A blog that's not only one of a kind, but one of a kind and fucking funny. You may not laugh at everything, but I know for goddamn certain you'll laugh at something. So enjoy it and be sure to tell your friends and loved ones. YOU'RE WELCOME.
Better out than in I always say....
My dad always told me "better to let it go and bear the shame than to hold it in and bear the pain". He offered no advice in the "official reprimand" dept. I find it pretty funny that his co coworkers took the time to log his flatulence.
That's only page 2 of FIVE!!! Haha
Some people have medical conditions and medications which cause horrible gas...this was quite rude of the SS office.
I have worked in an environment like this and it is just as rude of the person with gas to not attempt to do anything about it. Everyone has to pass gas from time to time, but when you are doing it strictly to fuck with your co-workers don't be surprised if they meet you out in the parking lot one day. Ijs, that shit is conducive to a hostile working environment. Especially when you're losing good employees over it as the case in my office!
I take a medication that causes flatulence with the most God awful odor known to man. It literally smells like burnt intestines. It also induces toilet and connected pipe clogging bowel movements. Luckily I word from home, so the only one to suffer the stench is me.
I have a gastro intestinal disease that causes horrendous gas, nausea, and other misery. I was misdiagnosed and treated for all kinds of other gastric ailments, and I am sure my coworkers suffered despite my fan, Odorcide, etc. I ate saltines to ease the nausea, drank half a beer when the stomach pain was unbearable(alcohol was the only thing that eased it). When I finally found a specialist that correctly diagnosed me with celiac disease, I was able to get the problem under control. the only treatment is a strict gluten free diet.... no wheat, barley, rye, or other gluten containing grains. In other words, the very things I was doing to ease the symptoms were causing the problem. I pity this poor person as I know that they may be totally unable to control their flatulence just like me. If their problem is that severe, they need to find a good gastroenterologist who can correctly diagnose and treat the problem.
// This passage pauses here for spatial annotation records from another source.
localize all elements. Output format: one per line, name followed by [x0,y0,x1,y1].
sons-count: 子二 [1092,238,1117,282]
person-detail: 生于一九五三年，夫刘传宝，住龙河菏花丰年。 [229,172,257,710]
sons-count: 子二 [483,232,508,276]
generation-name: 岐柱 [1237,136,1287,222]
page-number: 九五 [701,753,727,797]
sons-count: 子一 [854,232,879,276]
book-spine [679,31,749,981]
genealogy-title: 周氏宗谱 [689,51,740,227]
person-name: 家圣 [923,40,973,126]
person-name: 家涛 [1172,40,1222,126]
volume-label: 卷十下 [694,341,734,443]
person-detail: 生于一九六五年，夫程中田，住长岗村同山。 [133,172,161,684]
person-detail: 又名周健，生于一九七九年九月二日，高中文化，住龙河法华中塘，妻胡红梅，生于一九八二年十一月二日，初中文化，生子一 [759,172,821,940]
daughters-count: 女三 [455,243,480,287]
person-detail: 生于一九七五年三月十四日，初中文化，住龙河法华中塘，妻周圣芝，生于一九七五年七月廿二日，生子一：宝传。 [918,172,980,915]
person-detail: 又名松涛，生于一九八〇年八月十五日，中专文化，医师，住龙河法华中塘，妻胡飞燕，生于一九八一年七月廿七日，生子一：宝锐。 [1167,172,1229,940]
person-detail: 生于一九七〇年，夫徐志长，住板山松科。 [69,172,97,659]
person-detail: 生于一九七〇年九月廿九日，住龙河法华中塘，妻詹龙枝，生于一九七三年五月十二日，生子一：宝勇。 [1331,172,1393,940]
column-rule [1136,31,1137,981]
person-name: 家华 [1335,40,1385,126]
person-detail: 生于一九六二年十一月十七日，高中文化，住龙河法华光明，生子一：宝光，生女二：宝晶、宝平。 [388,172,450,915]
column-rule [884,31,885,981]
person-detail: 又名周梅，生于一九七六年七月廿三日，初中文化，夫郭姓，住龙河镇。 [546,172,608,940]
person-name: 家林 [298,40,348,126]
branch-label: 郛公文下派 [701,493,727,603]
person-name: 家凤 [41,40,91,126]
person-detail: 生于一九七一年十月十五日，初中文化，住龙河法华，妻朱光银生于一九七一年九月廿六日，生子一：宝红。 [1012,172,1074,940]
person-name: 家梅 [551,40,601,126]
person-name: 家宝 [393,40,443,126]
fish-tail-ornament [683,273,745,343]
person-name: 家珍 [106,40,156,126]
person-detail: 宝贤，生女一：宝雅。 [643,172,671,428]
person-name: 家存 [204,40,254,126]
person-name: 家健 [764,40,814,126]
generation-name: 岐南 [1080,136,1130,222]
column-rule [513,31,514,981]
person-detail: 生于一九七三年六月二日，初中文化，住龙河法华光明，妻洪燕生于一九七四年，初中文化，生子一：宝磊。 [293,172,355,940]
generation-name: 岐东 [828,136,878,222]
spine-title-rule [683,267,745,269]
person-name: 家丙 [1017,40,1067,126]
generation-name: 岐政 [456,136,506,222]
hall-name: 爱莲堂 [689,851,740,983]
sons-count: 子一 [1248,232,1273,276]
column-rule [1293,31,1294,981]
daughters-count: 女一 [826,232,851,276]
Keeping track of the times when the employee 'passed gas'? That's pretty anal if you ask me.
You know, if they really wanted to log the time of the flatulence, they should have also recorded the duration that the fart lingered and caused a disruption.Additionally, this is the MOST HILARIOUS thing I have seen in a while, and I am eternally grateful to whomever provided this hilarity. I would love to know what the last three pages say! Hahahahaha
This shit is hilarious! I love that there are still 3 more pages not shown here. I understand that there are medical causes for gassey asses but if you read the whole thing (not just the red) you would see that this guy has gone to the doctor and cannot produce any evidence that this is a medical condition. As far as the coworkers logging the fart times. I would just spray his ass with air freshener every time he ripped one. He must be doing this on purpose to fuck with the office.